By Clare Roth and Ben Kieffer
In much of the developing world, fossil fuels and electricity are too expensive to be legitimate options for cooking. Instead, people there use wood burning
To combat the issue, engineers and groups like the Bill & Melinda Gates Foundation have attempted to develop energy-efficient cookstoves that release less emissions. Great strides have been made, but there are still two significant barriers to widespread use: cost and cultural resistance.
The first is intuitive, argues H.S. Udaykumar, professor of Mechanical and Industrial Engineering at the University of Iowa. A hundred-dollar, or even thirty-dollar, cookstove isn’t an achievable or practical purchase when you’re making a dollar a day.
Tackling the second is less straightforward.
"One of the impediments to inserting new technologies to new places is that there are lots of cultural and other social issues that can impede the progress of these technologies,” he says. “If you’re trying to give them a high-efficiency cookstove, they don’t use it.”
This is particularly true given the place cooking has in culture.

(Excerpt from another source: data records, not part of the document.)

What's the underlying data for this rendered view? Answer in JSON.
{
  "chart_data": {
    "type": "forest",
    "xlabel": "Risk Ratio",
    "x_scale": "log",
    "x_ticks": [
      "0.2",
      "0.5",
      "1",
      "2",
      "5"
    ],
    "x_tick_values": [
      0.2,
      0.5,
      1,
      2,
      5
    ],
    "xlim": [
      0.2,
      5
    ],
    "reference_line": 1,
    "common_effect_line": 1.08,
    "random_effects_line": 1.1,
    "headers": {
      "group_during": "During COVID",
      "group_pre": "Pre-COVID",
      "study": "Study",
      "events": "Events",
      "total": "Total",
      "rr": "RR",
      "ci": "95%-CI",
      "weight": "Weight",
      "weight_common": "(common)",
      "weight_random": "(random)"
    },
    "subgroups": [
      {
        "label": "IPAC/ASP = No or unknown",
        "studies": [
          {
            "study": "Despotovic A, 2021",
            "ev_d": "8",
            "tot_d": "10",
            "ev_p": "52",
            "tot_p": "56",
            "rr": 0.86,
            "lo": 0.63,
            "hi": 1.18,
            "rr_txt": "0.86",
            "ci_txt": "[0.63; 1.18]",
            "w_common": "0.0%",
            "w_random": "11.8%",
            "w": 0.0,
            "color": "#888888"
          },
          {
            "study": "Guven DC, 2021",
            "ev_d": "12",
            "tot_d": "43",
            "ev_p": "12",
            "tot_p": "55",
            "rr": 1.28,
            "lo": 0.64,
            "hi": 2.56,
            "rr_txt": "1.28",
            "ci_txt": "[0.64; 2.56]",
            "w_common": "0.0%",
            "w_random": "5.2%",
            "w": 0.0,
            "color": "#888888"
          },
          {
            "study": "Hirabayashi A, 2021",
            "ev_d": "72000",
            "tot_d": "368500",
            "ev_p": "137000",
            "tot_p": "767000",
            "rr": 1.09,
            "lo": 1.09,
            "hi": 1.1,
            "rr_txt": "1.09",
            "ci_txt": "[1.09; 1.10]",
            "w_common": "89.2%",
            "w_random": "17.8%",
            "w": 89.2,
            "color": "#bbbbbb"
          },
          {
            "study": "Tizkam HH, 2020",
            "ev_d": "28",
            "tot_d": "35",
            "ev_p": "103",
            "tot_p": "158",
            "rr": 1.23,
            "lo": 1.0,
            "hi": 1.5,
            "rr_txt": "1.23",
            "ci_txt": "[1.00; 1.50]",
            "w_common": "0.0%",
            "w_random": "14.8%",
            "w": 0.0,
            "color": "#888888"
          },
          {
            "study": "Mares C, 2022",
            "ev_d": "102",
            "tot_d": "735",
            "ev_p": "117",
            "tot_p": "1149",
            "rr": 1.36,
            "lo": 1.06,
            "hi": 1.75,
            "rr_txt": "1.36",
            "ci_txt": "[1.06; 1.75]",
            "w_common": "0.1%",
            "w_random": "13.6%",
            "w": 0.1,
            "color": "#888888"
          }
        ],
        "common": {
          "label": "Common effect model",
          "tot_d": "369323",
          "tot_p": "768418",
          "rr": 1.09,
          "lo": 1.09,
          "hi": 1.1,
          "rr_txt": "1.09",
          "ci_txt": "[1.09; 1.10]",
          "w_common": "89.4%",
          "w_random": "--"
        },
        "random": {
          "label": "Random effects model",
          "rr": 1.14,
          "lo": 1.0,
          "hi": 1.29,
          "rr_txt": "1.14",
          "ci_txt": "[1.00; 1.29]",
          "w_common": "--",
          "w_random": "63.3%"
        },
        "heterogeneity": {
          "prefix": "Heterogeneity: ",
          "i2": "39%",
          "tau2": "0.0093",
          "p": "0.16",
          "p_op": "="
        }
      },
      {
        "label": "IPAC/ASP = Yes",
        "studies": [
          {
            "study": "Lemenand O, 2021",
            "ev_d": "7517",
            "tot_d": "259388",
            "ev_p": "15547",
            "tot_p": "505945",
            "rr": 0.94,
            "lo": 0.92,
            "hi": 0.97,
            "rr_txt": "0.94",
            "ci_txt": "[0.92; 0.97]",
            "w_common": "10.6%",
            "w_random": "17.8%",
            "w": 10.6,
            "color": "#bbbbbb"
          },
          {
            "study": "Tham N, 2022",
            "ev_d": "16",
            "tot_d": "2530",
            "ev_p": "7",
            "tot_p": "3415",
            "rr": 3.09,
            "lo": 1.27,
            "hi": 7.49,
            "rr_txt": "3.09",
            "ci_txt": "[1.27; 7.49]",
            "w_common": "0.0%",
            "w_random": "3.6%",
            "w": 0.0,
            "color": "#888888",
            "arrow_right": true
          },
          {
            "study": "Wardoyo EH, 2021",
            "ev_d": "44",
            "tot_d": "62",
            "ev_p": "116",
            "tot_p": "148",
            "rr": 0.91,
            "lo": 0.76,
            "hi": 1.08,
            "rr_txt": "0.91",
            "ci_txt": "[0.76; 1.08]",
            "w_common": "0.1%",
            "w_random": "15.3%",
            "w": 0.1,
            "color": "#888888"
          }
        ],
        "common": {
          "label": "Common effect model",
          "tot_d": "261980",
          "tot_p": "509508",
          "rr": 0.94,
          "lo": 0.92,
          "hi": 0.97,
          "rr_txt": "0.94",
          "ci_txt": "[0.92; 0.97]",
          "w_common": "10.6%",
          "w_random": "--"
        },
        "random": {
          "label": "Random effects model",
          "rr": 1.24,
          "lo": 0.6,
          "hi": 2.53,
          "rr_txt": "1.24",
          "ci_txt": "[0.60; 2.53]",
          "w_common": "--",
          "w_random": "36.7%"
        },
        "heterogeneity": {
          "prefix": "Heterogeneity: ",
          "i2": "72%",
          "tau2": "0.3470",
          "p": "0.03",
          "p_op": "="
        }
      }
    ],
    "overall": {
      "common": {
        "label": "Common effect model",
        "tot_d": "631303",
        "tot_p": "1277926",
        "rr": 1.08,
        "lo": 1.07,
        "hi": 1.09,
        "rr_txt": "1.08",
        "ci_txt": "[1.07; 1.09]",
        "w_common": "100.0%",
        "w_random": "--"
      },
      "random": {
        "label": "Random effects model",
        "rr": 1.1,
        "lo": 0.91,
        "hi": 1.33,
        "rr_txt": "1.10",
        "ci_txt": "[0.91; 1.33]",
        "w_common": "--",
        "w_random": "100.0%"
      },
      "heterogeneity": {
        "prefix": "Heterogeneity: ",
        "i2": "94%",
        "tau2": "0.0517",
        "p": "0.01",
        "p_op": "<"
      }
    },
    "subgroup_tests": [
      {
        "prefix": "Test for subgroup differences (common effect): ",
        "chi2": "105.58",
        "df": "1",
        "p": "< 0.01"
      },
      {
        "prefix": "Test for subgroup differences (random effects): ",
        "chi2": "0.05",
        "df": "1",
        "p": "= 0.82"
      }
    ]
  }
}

“Cooking is so, I don’t know what it is— my colleagues in Women’s Studies call it the heart of the home. So trying to change that practice has a lot of resistance.”
So he developed a simple metal insert that fit into the cookstoves people in India already used. The grate increases airflow, allowing the wood to burn more cleanly and completely. That means less of the soot that causes serious lung problems from smoke inhalation and less wood cut down from nearby forests.
The grates aren’t just easier to implement, they’re far cheaper as well.
“The government in India actually offers a subsidy on those $30 cookstoves to the tune of $7. What we’re seeing is this is way below even the subsidy they’re offering. And it’s a simple thing. There should be no real resistance to just sticking this in their traditional hearth.”
Though the Udaykumar’s grates will be used almost exclusively in small rural communities in developing countries like India, he argues the cookstove issue is critical to those in the first-world as well. He says the lung problems caused by smoke inhalation disproportionately affect women and children in the developing world, but the climate effects of inefficient burning are global.
“We think of these as local problems that apply to women and children in these really remote areas, but actually it’s a global problem because it connects to all of us, not only in terms of climate change but in terms of deforestation.”